The only “normal” track in the album is Tere Siva, sung by Sampath and Tarannum Malik. It’s as close to a quintessential romantic ballad as you’ll get with an album of this kind. Sampath and Malik’s voices work well together, but compared to the songs that surround it, this one seems quite bland.

After the few minutes of relative sanity of the last track, the crazy is back with Switty Tera Pyaar Chaida, sung energetically by Keerthi Sagathia. Sung in typical Delhi-Punjabi twang and attitude, this number is eccentric to the core and very catchy. The fusion of electric guitar and dhol works wonders here. The remix version – Switty (Punk) – brings in Sampath as an additional singer and the entire song is amped up even more.

The soundtrack ends with a bang with I Hate You (Like I Love You), sung by Keerthi Sagathia, Sona Mohapatra and Shazneen Arethna. The song is as mixed up as its title. It starts off with a chorus of a qawwali, then shifts gears to full-on Westernized pop rock, then switches to Bollywood, disco, funk, and tops off with qawwali. And thrown in there, as a treat, is a special vocal cameo by Aamir Khan who gets to say some pretty funny lines. My favorite: “Shake your biscuit for me baby, shake it for me!” Sampath somehow pulls all the randomness of the song together and makes it oddly fluid and really fun. Now this is what I call icing on the cake!
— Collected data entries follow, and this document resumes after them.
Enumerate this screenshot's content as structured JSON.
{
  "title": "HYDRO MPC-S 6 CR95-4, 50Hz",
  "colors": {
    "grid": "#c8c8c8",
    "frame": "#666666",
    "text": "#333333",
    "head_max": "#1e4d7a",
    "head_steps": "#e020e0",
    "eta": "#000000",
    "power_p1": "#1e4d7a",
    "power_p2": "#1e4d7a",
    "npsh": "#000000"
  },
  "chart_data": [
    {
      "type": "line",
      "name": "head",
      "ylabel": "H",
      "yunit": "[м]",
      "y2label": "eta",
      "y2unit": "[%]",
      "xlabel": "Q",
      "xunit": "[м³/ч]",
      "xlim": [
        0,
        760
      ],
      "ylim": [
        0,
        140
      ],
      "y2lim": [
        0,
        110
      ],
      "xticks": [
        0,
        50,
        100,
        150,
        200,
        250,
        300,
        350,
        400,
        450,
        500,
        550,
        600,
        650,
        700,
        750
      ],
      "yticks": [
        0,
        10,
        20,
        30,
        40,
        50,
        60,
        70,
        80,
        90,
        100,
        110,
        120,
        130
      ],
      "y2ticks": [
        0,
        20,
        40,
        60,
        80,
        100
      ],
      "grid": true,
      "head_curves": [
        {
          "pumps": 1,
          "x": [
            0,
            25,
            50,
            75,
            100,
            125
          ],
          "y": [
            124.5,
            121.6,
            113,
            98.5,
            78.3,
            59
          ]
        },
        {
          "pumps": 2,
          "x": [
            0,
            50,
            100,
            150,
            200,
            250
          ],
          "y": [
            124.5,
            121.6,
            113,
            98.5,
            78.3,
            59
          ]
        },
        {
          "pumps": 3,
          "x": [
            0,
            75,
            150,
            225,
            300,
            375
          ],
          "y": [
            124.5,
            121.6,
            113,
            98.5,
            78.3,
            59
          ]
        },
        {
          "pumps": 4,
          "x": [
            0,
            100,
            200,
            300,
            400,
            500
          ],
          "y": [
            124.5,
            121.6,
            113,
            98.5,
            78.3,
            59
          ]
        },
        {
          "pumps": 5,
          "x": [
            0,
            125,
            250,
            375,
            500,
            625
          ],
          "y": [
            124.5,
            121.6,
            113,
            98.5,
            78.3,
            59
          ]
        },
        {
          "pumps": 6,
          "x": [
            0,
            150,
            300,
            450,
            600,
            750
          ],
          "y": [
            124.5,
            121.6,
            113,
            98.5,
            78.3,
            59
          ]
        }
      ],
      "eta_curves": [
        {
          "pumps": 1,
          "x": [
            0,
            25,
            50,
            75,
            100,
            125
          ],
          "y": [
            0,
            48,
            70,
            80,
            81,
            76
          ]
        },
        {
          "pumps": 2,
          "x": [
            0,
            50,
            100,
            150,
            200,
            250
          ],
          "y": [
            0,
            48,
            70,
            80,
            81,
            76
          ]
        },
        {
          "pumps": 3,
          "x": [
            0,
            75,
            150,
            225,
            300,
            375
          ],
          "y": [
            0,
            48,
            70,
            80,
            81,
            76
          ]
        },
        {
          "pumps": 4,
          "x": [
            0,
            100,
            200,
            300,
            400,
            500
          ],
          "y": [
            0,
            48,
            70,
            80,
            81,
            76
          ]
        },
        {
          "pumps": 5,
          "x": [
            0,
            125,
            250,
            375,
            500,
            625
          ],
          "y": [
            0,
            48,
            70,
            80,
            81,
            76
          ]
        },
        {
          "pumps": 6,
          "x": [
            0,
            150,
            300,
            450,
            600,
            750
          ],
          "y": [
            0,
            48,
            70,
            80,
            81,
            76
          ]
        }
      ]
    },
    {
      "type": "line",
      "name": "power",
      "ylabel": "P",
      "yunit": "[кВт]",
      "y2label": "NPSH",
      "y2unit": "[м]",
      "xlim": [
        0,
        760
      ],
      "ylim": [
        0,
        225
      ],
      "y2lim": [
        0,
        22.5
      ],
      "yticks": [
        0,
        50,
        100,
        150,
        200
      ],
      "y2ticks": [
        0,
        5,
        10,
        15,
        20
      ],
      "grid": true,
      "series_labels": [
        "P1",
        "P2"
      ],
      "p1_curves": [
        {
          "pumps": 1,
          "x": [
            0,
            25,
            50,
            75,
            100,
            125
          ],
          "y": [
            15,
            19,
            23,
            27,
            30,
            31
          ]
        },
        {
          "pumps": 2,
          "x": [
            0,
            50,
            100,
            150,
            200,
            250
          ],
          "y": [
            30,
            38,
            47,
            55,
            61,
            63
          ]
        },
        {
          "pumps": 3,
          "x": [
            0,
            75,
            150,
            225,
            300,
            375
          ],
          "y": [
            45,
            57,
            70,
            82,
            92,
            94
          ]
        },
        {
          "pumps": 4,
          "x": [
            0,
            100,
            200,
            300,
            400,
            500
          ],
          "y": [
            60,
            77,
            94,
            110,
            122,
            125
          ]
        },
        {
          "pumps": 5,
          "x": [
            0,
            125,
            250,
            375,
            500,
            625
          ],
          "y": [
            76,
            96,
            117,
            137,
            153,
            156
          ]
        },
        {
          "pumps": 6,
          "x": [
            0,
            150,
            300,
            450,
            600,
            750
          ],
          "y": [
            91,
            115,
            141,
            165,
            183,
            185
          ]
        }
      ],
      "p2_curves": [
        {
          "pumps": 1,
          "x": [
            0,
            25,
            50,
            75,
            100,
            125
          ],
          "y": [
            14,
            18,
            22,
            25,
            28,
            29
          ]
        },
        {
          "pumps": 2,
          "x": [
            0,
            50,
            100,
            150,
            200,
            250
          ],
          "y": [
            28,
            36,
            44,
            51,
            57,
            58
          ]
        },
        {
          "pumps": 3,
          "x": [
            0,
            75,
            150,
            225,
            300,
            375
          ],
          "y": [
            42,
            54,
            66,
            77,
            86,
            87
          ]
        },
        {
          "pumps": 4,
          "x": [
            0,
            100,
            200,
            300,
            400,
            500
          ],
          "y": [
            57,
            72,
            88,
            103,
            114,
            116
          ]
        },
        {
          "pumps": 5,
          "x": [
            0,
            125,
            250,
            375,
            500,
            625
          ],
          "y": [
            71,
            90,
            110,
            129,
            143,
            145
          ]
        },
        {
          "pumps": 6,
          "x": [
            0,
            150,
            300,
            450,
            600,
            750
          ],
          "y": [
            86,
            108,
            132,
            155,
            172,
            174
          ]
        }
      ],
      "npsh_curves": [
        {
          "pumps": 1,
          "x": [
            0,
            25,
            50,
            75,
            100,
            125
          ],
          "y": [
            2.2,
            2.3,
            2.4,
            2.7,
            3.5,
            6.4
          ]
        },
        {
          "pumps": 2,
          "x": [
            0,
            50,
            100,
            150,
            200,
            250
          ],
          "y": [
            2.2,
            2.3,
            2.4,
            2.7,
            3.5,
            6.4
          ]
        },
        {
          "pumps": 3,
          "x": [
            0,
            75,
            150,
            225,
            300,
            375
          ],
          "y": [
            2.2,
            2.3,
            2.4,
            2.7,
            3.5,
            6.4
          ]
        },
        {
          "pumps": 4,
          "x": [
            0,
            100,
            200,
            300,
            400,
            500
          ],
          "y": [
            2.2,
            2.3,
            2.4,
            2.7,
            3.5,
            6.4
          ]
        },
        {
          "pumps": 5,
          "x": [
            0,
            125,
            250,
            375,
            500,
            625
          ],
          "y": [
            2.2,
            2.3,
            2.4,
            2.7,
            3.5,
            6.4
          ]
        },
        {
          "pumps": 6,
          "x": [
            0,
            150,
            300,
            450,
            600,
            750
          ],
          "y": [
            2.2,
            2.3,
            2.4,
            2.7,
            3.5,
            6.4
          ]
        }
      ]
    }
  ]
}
Delhi Belly will release on July 1 to huge expectations. Until then, the album certainly helps with the hype. With eight original tracks and two remixes, Ram Sampath and Amitabh Bhattacharya deliver an album that is thoroughly enjoyable to the core. The soundtrack offers one wacky song after another, making it one of the most unconventional albums to release in recent times. Check out this album now! It’s totally worth your time and moolah. 


  • pawann
    13.07.11 02:13 PM
    aamir khan must stop film making.and imraan khan should kill hiself.
  • aamri khan
    aamri khan
    12.07.11 03:09 PM
    muje woh gana bahot achcha laga.
    bhag bhag bhosdike bhosdike bhag
    bhag bhag bhosdike bhosdike bhag
  • mohinder
    02.07.11 10:57 PM
    all the songs r mind blowing. normally any movoe wd hv one humorous song. this one is the baap of all. i cant hlp repeatedly listening dk bose.